Over-expectation with monitoring methods is common, and the user is stunned when suddenly stranded without battery power. Let’s look at how current systems work and examine up-and-coming technologies that may change the way batteries are monitored.
The Volkswagen Beetle in simpler days had minimal battery problems. The only management system was ensuring that the battery was being charged while driving. Onboard electronics for safety, convenience, comfort and pleasure have greatly added to the demands on the battery in modern cars since then. For the accessories to function reliably, the state-of-charge of the battery must be known at all times. This is especially critical with start-stop technologies, a mandated requirement on new European cars to improve fuel economy.
When the engine stops at a red light, the battery draws 25–50 amperes of current to feed the lights, ventilators, windshield wipers and other accessories.

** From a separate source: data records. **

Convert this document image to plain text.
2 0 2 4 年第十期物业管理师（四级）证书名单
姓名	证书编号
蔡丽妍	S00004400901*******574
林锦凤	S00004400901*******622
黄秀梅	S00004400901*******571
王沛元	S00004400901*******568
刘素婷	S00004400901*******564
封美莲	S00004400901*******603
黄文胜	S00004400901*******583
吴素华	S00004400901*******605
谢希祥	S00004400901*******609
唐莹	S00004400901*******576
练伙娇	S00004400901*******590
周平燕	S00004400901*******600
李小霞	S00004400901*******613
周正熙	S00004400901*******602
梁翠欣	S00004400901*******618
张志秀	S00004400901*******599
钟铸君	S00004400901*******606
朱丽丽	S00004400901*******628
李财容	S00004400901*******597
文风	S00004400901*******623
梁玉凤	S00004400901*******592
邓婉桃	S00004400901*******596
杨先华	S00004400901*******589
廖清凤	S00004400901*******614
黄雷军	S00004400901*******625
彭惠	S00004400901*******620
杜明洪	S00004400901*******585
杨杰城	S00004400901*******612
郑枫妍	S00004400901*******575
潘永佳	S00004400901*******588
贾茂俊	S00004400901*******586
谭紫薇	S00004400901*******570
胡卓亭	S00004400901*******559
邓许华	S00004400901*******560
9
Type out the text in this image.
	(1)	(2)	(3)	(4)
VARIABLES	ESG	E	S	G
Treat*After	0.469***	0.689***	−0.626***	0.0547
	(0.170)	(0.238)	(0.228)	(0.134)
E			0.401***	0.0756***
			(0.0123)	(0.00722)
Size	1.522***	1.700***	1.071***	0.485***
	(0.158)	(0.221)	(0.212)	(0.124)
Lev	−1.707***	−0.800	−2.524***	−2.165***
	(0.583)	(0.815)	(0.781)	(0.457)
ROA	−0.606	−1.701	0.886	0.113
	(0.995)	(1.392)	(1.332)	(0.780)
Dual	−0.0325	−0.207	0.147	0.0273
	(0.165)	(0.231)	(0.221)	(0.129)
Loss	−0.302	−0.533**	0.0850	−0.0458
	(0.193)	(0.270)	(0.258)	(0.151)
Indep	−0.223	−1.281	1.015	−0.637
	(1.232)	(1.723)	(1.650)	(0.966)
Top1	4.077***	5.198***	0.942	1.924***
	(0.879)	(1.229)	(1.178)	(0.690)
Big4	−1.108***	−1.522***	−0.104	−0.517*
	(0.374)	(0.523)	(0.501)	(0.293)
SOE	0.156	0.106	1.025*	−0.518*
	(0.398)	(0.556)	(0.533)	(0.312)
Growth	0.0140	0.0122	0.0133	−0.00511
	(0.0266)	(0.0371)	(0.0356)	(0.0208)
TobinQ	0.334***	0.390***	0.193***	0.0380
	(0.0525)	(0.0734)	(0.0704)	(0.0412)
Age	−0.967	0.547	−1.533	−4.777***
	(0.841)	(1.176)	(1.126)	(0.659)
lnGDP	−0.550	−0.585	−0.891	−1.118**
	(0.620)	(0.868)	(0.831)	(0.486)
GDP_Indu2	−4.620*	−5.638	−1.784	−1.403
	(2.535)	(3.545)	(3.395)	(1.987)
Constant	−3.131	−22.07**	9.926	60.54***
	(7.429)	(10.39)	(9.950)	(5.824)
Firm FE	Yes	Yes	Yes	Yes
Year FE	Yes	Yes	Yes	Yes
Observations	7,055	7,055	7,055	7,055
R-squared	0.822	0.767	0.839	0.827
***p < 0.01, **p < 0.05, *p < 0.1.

When the light changes, the battery must have enough charge to crank the engine, which requires an additional 350A. With the engine started again and accelerating to the posted speed limit, the battery begins charging after a 10-second delay.

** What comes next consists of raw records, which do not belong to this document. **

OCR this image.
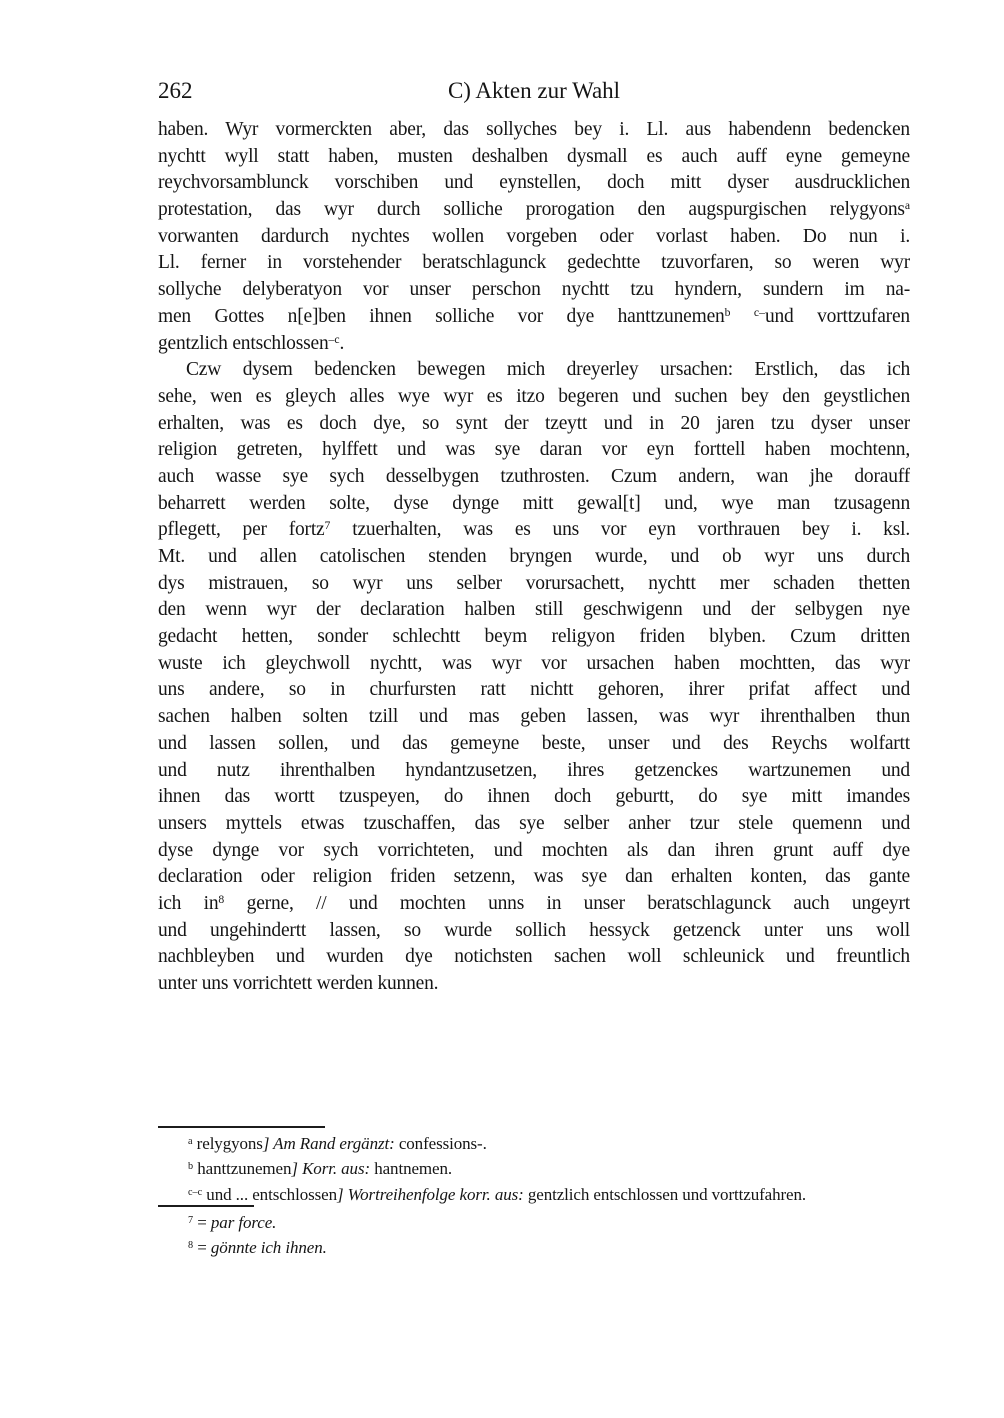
262	C) Akten zur Wahl
haben. Wyr vormerckten aber, das sollyches bey i. Ll. aus habendenn bedencken
nychtt wyll statt haben, musten deshalben dysmall es auch auff eyne gemeyne
reychvorsamblunck vorschiben und eynstellen, doch mitt dyser ausdrucklichen
protestation, das wyr durch solliche prorogation den augspurgischen relygyons$^a$
vorwanten dardurch nychtes wollen vorgeben oder vorlast haben. Do nun i.
Ll. ferner in vorstehender beratschlagunck gedechtte tzuvorfaren, so weren wyr
sollyche delyberatyon vor unser perschon nychtt tzu hyndern, sundern im na-
men Gottes n[e]ben ihnen solliche vor dye hanttzunemen$^b$ $^{c-}$und vorttzufaren
gentzlich entschlossen$^{-c}$.
Czw dysem bedencken bewegen mich dreyerley ursachen: Erstlich, das ich
sehe, wen es gleych alles wye wyr es itzo begeren und suchen bey den geystlichen
erhalten, was es doch dye, so synt der tzeytt und in 20 jaren tzu dyser unser
religion getreten, hylffett und was sye daran vor eyn forttell haben mochtenn,
auch wasse sye sych desselbygen tzuthrosten. Czum andern, wan jhe dorauff
beharrett werden solte, dyse dynge mitt gewal[t] und, wye man tzusagenn
pflegett, per fortz$^7$ tzuerhalten, was es uns vor eyn vorthrauen bey i. ksl.
Mt. und allen catolischen stenden bryngen wurde, und ob wyr uns durch
dys mistrauen, so wyr uns selber vorursachett, nychtt mer schaden thetten
den wenn wyr der declaration halben still geschwigenn und der selbygen nye
gedacht hetten, sonder schlechtt beym religyon friden blyben. Czum dritten
wuste ich gleychwoll nychtt, was wyr vor ursachen haben mochtten, das wyr
uns andere, so in churfursten ratt nichtt gehoren, ihrer prifat affect und
sachen halben solten tzill und mas geben lassen, was wyr ihrenthalben thun
und lassen sollen, und das gemeyne beste, unser und des Reychs wolfartt
und nutz ihrenthalben hyndantzusetzen, ihres getzenckes wartzunemen und
ihnen das wortt tzuspeyen, do ihnen doch geburtt, do sye mitt imandes
unsers myttels etwas tzuschaffen, das sye selber anher tzur stele quemenn und
dyse dynge vor sych vorrichteten, und mochten als dan ihren grunt auff dye
declaration oder religion friden setzenn, was sye dan erhalten konten, das gante
ich $in^8$ gerne, // und mochten unns in unser beratschlagunck auch ungeyrt
und ungehindertt lassen, so wurde sollich hessyck getzenck unter uns woll
nachbleyben und wurden dye notichsten sachen woll schleunick und freuntlich
unter uns vorrichtett werden kunnen.
$^a$ relygyons] Am Rand ergänzt: confessions-.
$^b$ hanttzunemen] Korr. aus: hantnemen.
$^{c-c}$ und ... entschlossen] Wortreihenfolge korr. aus: gentzlich entschlossen und vorttzufahren.
$^7$ = par force.
$^8$ = gönnte ich ihnen.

Realizing the importance of battery monitoring, car manufacturers have added battery sensors that measure voltage, current and temperature. Packaged in a small housing that forms part of the positive clamp, the electronic battery monitor(EBM)provides useful information about the battery and provides an accuracy of about +/–15 percent when the battery is new. As the battery ages, the EBM begins drifting and the accuracy drops to 20-30 percent. The model used for monitoring the battery is simply not able to adjust. To solve this problem, EBM would need to know the state-of-health of the battery, and that includes the all-important capacity. No method exists today that is fully satisfactory, and some mechanics disconnect the battery management system to stop the false warning messages.
A typical start-stop vehicle goes through about 2,000 micro cycles per year. Test data obtained from automakers and the Cadex laboratories indicate that with normal usage in a start-stop configuration, the battery capacity drops to approximately 60 percent in two years. Field use reveals that the standard flooded lead acid lacks robustness, and carmakers are reverting to a modified version lead acid battery. Read about Environmental Concerns.

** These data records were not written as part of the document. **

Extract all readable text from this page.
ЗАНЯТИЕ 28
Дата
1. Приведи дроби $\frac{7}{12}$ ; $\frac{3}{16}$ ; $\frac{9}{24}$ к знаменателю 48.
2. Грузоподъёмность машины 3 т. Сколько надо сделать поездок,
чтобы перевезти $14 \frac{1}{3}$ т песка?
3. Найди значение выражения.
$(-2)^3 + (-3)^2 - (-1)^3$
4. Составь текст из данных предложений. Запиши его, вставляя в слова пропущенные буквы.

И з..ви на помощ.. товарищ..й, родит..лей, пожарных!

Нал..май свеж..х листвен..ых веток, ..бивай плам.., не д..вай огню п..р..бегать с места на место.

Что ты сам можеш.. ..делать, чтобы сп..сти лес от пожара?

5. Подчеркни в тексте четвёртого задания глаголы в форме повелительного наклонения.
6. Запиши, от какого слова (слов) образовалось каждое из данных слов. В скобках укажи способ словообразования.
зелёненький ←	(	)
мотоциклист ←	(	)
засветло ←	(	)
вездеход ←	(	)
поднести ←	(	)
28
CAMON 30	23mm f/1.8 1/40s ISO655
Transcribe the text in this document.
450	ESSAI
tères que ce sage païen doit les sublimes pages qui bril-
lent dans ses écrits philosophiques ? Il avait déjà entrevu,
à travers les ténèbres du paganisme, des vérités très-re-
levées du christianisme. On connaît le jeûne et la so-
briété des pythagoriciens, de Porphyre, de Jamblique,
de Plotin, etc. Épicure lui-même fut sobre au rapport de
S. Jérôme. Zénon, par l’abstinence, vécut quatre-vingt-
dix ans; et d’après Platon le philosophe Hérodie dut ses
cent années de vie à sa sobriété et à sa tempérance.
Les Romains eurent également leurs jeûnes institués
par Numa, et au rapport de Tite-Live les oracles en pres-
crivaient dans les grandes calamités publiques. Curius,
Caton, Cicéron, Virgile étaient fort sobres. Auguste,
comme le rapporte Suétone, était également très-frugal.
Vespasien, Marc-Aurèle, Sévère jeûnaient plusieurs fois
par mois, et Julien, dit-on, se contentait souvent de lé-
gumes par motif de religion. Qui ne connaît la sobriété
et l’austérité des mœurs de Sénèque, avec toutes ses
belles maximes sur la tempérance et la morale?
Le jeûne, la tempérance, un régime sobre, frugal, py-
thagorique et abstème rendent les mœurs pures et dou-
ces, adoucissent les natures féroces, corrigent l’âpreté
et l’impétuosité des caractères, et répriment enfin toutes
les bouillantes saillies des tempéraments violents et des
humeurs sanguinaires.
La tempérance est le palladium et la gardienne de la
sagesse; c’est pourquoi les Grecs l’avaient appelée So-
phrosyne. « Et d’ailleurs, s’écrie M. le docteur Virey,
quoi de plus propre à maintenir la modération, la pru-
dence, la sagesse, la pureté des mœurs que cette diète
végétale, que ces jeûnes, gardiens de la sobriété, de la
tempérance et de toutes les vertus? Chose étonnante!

Automakers want to ensure that no driver gets stuck in traffic with a dead battery. To conserve energy, modern cars automatically turn off unnecessary accessories when the battery is low and the motor stays running at a stoplight. Even with this measure, state-of-charge can remain low if commuting in gridlock conditions because motor idling does not provide much charge to the battery, and with essential accessories like lights and windshield wipers on, the net effect could be a small discharge.
Battery monitoring is also important on hybrid vehicles to optimize charge levels. Intelligent charge management prevents stressful overcharge and avoids deep discharges. When the charge level is low, the internal combustion (IC) engine engages earlier than normal and is left running longer for additional charge. On a fully charged battery, the IC engine turns off and the car moves on the electrical motor in slow traffic.
Improved battery management is of special interest to the manufacturers of the electric vehicle. In terms of state-of-charge, a discerning driver expects similar accuracies in energy reserve as are possible with a fuel-powered vehicle, and current technologies do not yet allow this. Furthermore, the driver of an EV anticipates a fully charged battery will power the vehicle for the same distance as the car ages. This is not the case and the drivable distance will get shorter with each passing year. Distances will also be shorter when driving in cold temperatures because of reduced battery performance.